The type of wood smokers used varies by region, based mostly on the trees native to the area. Central Texas uses oak, San Antonio and all points south and west use mesquite, and pecan and hickory are most popular in north and northeast Texas. Although, interestingly, Dallas’ famous Pecan Lodge doesn’t actually use pecan.

Because the cooking process puts so much flavor into the meat, Texas has traditionally given a hard pass to rubs and sauces, preferring to let the brisket speak for itself.

“We’re really known for salt and pepper,” says Vaughn, which is kind of like a restaurant saying it’s known for its tap water.

Sauces were never big in Texas, and urban legend says real Texas barbecue joints don’t offer it at all. That wasn’t the full truth, but there were plenty of no-sauce spots. The last holdout was Kreuz Market in Lockhart, which for years smoked under an iconic sign that read, “No sauce, no forks!” Kreuz, along with nearly every other barbecue joint in the state, now happily serves sauce. But in true Texas fashion it is always an individual choice.

“We like sauce just fine,” Vaughn says. “But we like it on the side. We like to control how much sauce we put on or none at all.”

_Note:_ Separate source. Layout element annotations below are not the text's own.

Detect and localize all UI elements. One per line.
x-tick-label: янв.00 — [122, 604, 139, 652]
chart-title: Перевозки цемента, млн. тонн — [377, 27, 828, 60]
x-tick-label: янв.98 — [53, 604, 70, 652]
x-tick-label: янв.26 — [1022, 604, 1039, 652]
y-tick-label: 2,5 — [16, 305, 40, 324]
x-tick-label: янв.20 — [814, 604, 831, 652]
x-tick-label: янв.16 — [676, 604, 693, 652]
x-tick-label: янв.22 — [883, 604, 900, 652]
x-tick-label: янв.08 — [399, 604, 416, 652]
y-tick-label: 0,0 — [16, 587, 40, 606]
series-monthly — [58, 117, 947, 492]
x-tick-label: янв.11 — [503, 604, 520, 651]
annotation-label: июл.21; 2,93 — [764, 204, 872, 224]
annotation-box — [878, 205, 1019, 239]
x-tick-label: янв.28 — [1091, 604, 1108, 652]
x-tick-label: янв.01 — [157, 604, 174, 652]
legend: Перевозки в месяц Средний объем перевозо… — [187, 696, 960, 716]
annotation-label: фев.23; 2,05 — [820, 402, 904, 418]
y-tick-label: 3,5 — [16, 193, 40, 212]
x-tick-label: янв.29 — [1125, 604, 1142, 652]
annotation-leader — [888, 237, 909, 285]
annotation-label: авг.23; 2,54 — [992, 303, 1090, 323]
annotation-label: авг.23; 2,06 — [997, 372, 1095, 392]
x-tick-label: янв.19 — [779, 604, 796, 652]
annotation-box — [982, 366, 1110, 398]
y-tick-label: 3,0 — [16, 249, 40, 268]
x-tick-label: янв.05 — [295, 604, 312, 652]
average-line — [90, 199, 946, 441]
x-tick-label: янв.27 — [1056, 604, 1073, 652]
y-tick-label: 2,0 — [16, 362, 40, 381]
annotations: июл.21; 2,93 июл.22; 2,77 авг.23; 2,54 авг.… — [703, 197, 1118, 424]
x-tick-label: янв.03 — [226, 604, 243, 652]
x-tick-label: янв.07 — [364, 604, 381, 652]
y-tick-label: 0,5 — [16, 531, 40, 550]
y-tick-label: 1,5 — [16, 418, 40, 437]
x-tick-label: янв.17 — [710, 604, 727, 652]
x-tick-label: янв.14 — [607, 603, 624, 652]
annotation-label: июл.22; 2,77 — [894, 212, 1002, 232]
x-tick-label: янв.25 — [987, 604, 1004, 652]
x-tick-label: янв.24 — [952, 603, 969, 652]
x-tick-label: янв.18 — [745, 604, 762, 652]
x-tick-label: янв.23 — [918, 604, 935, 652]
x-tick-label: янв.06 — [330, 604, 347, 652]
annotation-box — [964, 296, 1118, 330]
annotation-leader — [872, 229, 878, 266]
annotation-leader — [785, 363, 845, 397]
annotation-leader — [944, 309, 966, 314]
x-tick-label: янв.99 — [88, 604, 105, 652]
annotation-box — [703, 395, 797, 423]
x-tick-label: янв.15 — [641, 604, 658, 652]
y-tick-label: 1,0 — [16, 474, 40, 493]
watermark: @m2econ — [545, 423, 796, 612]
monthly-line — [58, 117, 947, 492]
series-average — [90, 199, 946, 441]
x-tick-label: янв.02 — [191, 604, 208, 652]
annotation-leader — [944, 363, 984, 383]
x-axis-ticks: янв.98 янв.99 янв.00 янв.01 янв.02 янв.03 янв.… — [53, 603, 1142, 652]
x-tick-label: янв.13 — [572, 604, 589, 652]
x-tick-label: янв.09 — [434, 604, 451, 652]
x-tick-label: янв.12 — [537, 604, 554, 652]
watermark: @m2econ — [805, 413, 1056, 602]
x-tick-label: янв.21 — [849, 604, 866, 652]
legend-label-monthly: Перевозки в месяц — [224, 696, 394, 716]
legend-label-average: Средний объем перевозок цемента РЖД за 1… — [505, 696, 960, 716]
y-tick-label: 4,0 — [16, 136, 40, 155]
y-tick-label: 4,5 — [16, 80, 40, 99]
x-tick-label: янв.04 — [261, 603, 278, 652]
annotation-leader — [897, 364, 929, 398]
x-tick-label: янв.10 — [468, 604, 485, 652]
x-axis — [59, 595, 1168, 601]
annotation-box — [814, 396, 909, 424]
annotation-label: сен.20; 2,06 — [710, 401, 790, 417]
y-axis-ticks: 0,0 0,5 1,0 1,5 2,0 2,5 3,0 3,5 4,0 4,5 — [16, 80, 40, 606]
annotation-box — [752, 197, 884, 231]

Because nobody’s telling a Texan how much of anything they can or can’t have. Especially when it comes to barbecue.

Sausage and sides also stem from the meat markets

Though it stands a distant second to brisket on the list of iconic Texas barbecue dishes, sausage — especially beef sausage — is also a staple of the style. Like most sausage making, this stems mostly from butchers’ need to monetize scrap meat left over once larger cuts had been made.

“The German meat markets in Lockhart, those (sausages) were primarily beef, using trimmings off the brisket that are considerably bigger than trimmings off the pork rib,” Vaughn says. “So they end up being about 85 percent beef.”

Czech meat markets, however, would often fill sausages with more pork, sometimes up to 50 percent. Czech sausages also include garlic and herbs, though Vaughn says if you ask what defines a Czech sausage, the most common answer you’ll get is, “A Czech person made it.”

Recently, however, Texas barbecue restaurants have taken sausage and made it the signature, differentiating item on the menu. Where things like brisket and pork ribs can be fairly standard, sausages are where restaurants add their own ingredients to create stuff diners can’t find elsewhere.

“Sausage making in Texas is getting kinda ridiculous, in a good way,” Vaughn says. “A lot of barbecue joints here understand having a unique sausage on the menu is a good way to show off their personality, and set them apart from other barbecue joints.”

Sides in Texas are pretty simple: beans, salad, and slaw. But beans here are savory and meaty, again because Texans like everything with a little bit of beef in it, so you won’t find sweet beans like you might in Memphis or Kansas City.

The other side-dish stalwarts you’ll find statewide are dill pickle chips, raw onion, and white bread. It’s a seemingly random combination of things to throw on a barbecue plate, and while many just chalk it up to tradition this too stems from Texas barbecue’s roots in meat markets.

“These were things you could pick up on a store shelf at the butcher shop,” Vaughn explains. “It’s not that the butcher was gonna be back there slaving over a pot of beans, or slaw or salad. You were much more likely to pick up a raw onion, pickles, hot sauce, and a loaf of bread.”

Texans also expect all those sides for free, as they’ve been free for as long as anyone can remember. But though a la carte white bread has not yet caught on, Texas barbecue still evolves with the times. Vaughn tells of going to venerable Kreuz and seeing a daily special of pork belly burnt ends, which would have been as inconceivable there a century ago as forks. And you’ll find takes on it in restaurants nationwide, though nobody does it quite as well as Texas.

The distinct barbecue style is as much a part of the state as homecoming mums and Texas-shaped everything. And even if you’re not a die-hard beef lover, it’s something you must try when visiting. Texans pride themselves on doing everything just a little bit differently, and you won’t truly have experienced the place until you’ve sat down with a big, heaping plate of brisket.